Be prepared and nothing happens but it does put the "good luck" factor in your daily life. 


  1. So glad to read this post. It makes me feel a whole lot better about your situation. You are as prepared as you can be and have good common sense which goes a long way.

    We, too, have enjoyed the Berkey for well over 15 years now and counting. Up here on the Red River it makes a big difference as our well water needs filtering. We have also made a bucket filter which works really well. We also have a home made composting potty for emergencies.

  2. Very informative and well-written post! I'm not a camper but it's helpful for everyone facing some emergency. Thanks.

  3. May I also add, based on my own experience, that you need to keep that first-aid kit where it can easily be reached with one hand. When I first got my motorhome, I cut my finger and had to hold a wash cloth on it with pressure to stop the bleeding. Where was my first aid kit? In the back of a bedroom drawer that was accessible only by opening my rear slide! I found an old bandaid in the bathroom and was able to wrap it tightly around the cut. Once the bleeding stopped, I got the first-aid kit out and put it in a more accessible place!

  4. When someone wants to know what kind of gas milage an RV gets I think RVing might not be for them. lol I read on one Facebook site where someone dumped all their water to travel, even the water in the water heater. I bet one of these days he makes the mistake of turning the water heater on with no water. I always travel with water so I can use the bathroom or wash something. For the amount of gas it takes to haul my water around I am willing to pay for the convince. I have friends that won't use the bathroom after they dump their tanks if they are going home. I just shake my head at all the flushing and rinsing some people do. I have a motorhome to use it.

    I read about the New Zealand honey recently so I looked for some at a health food store. They wanted $25 for about an 8 oz jar. I will have to think about that a while.

  5. Ah dear miss mermaid, the way you put it, it sounds fun!! I'd love to go on an RV adventure someday!! Take care!! -PP

  6. And may I add that living in a motorhome is not really camping! I consider my motorhome my home, as I am sure Miss Mermaid does, so I am really traveling and bring my home along. It is not camping when you have furnaces, air conditioning, refrigerators and a full kitchen, TVs, couches, real beds with mattresses, internet access, and a full bathroom with a shower.

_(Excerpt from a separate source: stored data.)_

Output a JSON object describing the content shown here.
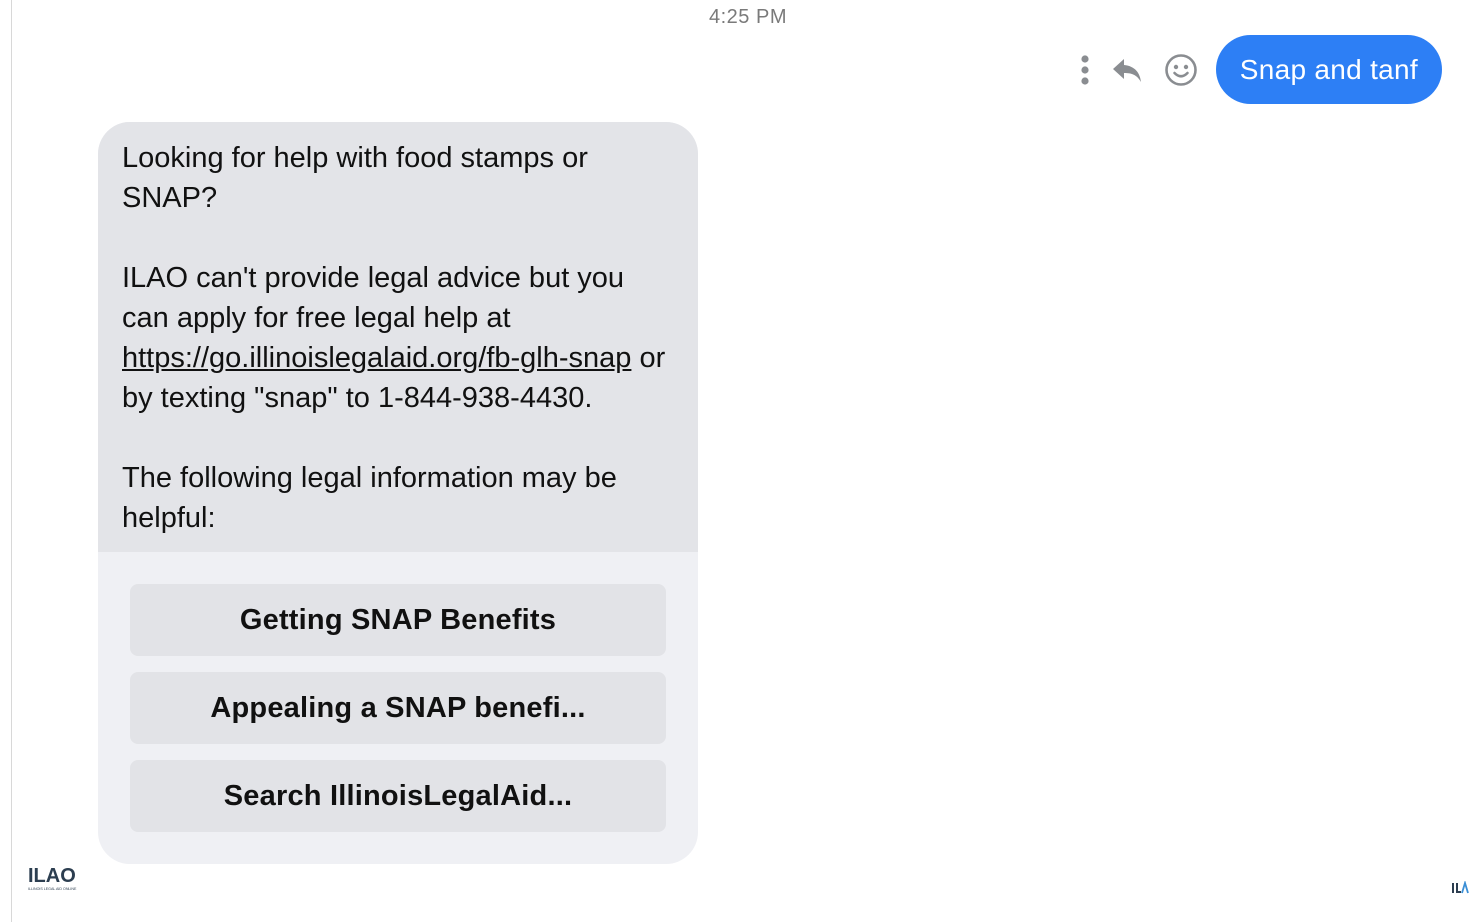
{
  "timestamp": "4:25 PM",
  "outgoing_message": {
    "text": "Snap and tanf"
  },
  "message_actions": {
    "more_icon": "more-vertical-icon",
    "reply_icon": "reply-icon",
    "react_icon": "smiley-icon"
  },
  "incoming_message": {
    "paragraph_1": "Looking for help with food stamps or SNAP?",
    "paragraph_2_before_link": "ILAO can't provide legal advice but you can apply for free legal help at ",
    "link_text": "https://go.illinoislegalaid.org/fb-glh-snap",
    "paragraph_2_after_link": " or by texting \"snap\" to 1-844-938-4430.",
    "paragraph_3": "The following legal information may be helpful:"
  },
  "quick_replies": [
    {
      "label": "Getting SNAP Benefits"
    },
    {
      "label": "Appealing a SNAP benefi..."
    },
    {
      "label": "Search IllinoisLegalAid..."
    }
  ],
  "avatar": {
    "logo_text": "ILAO",
    "logo_subtext": "ILLINOIS LEGAL AID ONLINE"
  },
  "colors": {
    "outgoing_bubble": "#2d7ff5",
    "incoming_bubble": "#e3e4e8",
    "quick_reply_bg": "#e2e3e7",
    "accent_blue": "#2d7ff5"
  }
}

    AND, gas mileage may be low, but it is amazing that this vehicle can haul all my worldly possessions for that 8-10 MPG, so I am very thankful for that. In addition, I do not pay property taxes or utilities.

    But the real value in this life is the people you meet and the places you can go, not what you pay for gas.

  7. I think your post is so informative and well thought out. Along with non-medical supplies I keep on hand are organic apple cider vinegar, hydrogen peroxide. and Vaseline. I recently had a growth removed from my arm,, and the doctor told me to cover it with vaseline before bandaging. She said it works much better than the antibiotic ointments on the market!